Employers found to have hired migrant workers without required work permits will face fines of up to €250,000 and 10 years' imprisonment under a proposed law due to take effect in the coming month.
The measure will close an anomaly whereby it has not been an offence for employers to hire illegal, non-national workers, while it was an offence for the unauthorised worker.
It is part of a package of immigration measures approved by the Cabinet yesterday which are aimed at tightening controls in the asylum and immigrant labour areas. The amendments to the Immigration Bill 2001 will be brought before the Seanad today by the Minister for Justice, Mr McDowell.
He said it had been "grossly unfair" that employers hiring illegal workers were immune from prosecution. "Our feeling was that it's a bit unrealistic to make it illegal for people to work here without a permit when the only person who can be punished is the more vulnerable person in the transaction, the employee, and the employer can exploit that situation to drive down wages," he told The Irish Times last night.

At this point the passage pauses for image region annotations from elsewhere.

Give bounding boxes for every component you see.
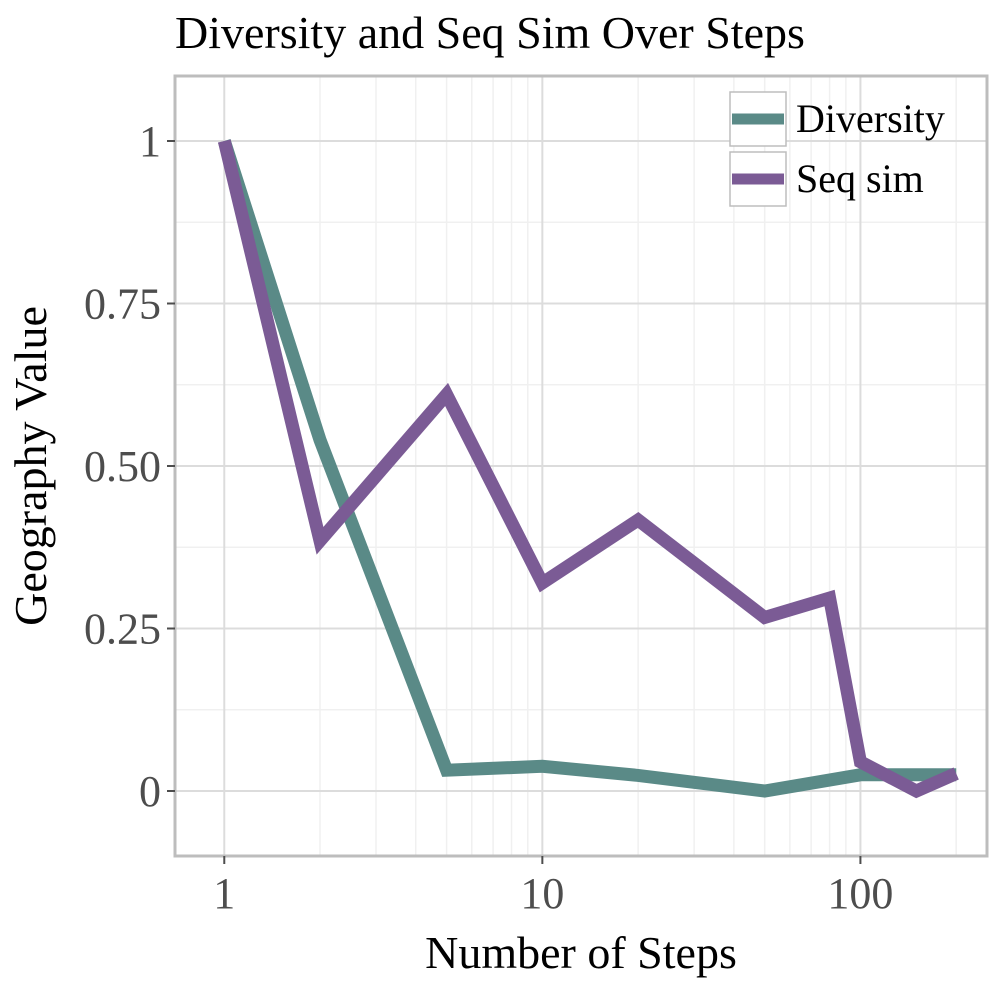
y-tick-label: 0.50: [84, 442, 161, 491]
y-tick-label: 0: [139, 767, 161, 816]
y-tick-label: 1: [139, 117, 161, 166]
x-tick-label: 1: [213, 869, 235, 918]
axis-ticks: 1 10 100 0 0.25 0.50 0.75 1: [84, 117, 893, 918]
y-axis-title: Geography Value: [5, 306, 56, 626]
chart-title: Diversity and Seq Sim Over Steps: [175, 7, 805, 58]
series-lines: [217, 139, 959, 799]
legend-label-diversity: Diversity: [796, 96, 945, 141]
y-tick-label: 0.75: [84, 280, 161, 329]
x-axis-title: Number of Steps: [425, 927, 737, 978]
series-line-seq-sim: [217, 139, 959, 799]
legend: Diversity Seq sim: [729, 91, 945, 207]
x-tick-label: 100: [827, 869, 893, 918]
x-tick-label: 10: [520, 869, 564, 918]
y-tick-label: 0.25: [84, 605, 161, 654]
legend-label-seq-sim: Seq sim: [796, 156, 924, 201]
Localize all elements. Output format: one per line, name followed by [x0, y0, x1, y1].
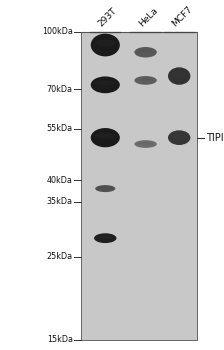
Text: HeLa: HeLa	[137, 6, 159, 28]
Ellipse shape	[95, 80, 116, 86]
FancyBboxPatch shape	[81, 32, 197, 340]
Ellipse shape	[138, 50, 153, 53]
Ellipse shape	[97, 236, 113, 239]
Ellipse shape	[91, 128, 120, 147]
Ellipse shape	[134, 47, 157, 57]
Ellipse shape	[95, 133, 116, 139]
Text: 293T: 293T	[97, 6, 119, 28]
Ellipse shape	[168, 67, 190, 85]
Ellipse shape	[171, 72, 187, 77]
Ellipse shape	[138, 142, 153, 145]
Text: 40kDa: 40kDa	[47, 176, 73, 185]
Ellipse shape	[98, 187, 112, 189]
Ellipse shape	[134, 76, 157, 85]
Ellipse shape	[171, 134, 187, 138]
Ellipse shape	[91, 76, 120, 93]
Text: 15kDa: 15kDa	[47, 335, 73, 344]
Text: 55kDa: 55kDa	[47, 124, 73, 133]
Ellipse shape	[168, 130, 190, 145]
Ellipse shape	[95, 39, 116, 46]
Text: 70kDa: 70kDa	[47, 85, 73, 94]
Ellipse shape	[134, 140, 157, 148]
Text: 25kDa: 25kDa	[47, 252, 73, 261]
Text: 100kDa: 100kDa	[42, 27, 73, 36]
Text: TIPIN: TIPIN	[206, 133, 224, 143]
Text: MCF7: MCF7	[171, 4, 195, 28]
Ellipse shape	[95, 185, 115, 192]
Ellipse shape	[94, 233, 116, 243]
Text: 35kDa: 35kDa	[47, 197, 73, 206]
Ellipse shape	[91, 34, 120, 56]
Ellipse shape	[138, 78, 153, 81]
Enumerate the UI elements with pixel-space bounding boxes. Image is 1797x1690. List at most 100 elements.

He said under current law people who hired domestic workers could keep them in "an economic pin-down situation by saying that if they didn't keep working they would shop them". The new provision would mean that employers who hire non-nationals without required work permits will face a fine of €3,000 or conviction for 12 months.
On indictment, the fine increases up to €250,000 or a maximum of 10 years' imprisonment, or both. It will be a defence for employers to establish that they were duped by false documentation or had taken reasonable steps to ensure that the person was legally entitled to work for them.
Work permits are required for migrant workers from outside the European Economic Area, which consists of the EU states as well as Norway, Liechtenstein and Iceland.
Mr McDowell said the sanctions on indictment were set high in a bid to ensure that employers took the offence seriously.
Other amendments to the Immigration Bill approved by Cabinet yesterday include tightened deadlines for asylum applicants who do not actively pursue their claims for refugee status.
Some 45 per cent of asylum applicants "disappear into the woodwork" instead of following up their cases, said the Minister. Under the amendments, asylum-seekers who fail to meet new deadlines for pursuing their claims will be deemed to have withdrawn them.
Mr McDowell also signalled to the Cabinet yesterday the broad outline of future proposed amendments to the Immigration Bill to foreshorten the removal process of unsuccessful asylum applicants and ensure that asylum claims are made at the point of entry to the country.
He said he had informed the Cabinet of changes in UK law obliging asylum claimants to lodge their applications at ports or face forfeiting their entitlements to social welfare benefits. "I warned them that the law of gravity here is that I am going to have to do something similar otherwise we will see a problem being exported from the UK to Ireland."
A Labour Party spokesman said last night that the idea of a fine of €250,000 and 10 years' imprisonment was "a total criminal law overkill," and it would oppose the amendment.
"The procedural changes to the asylum applications system are a further tightening of the noose around asylum-seekers who are a very vulnerable category of people and many of whom will not be able to fit into the Minister's bureaucratic straight-jacket," he added.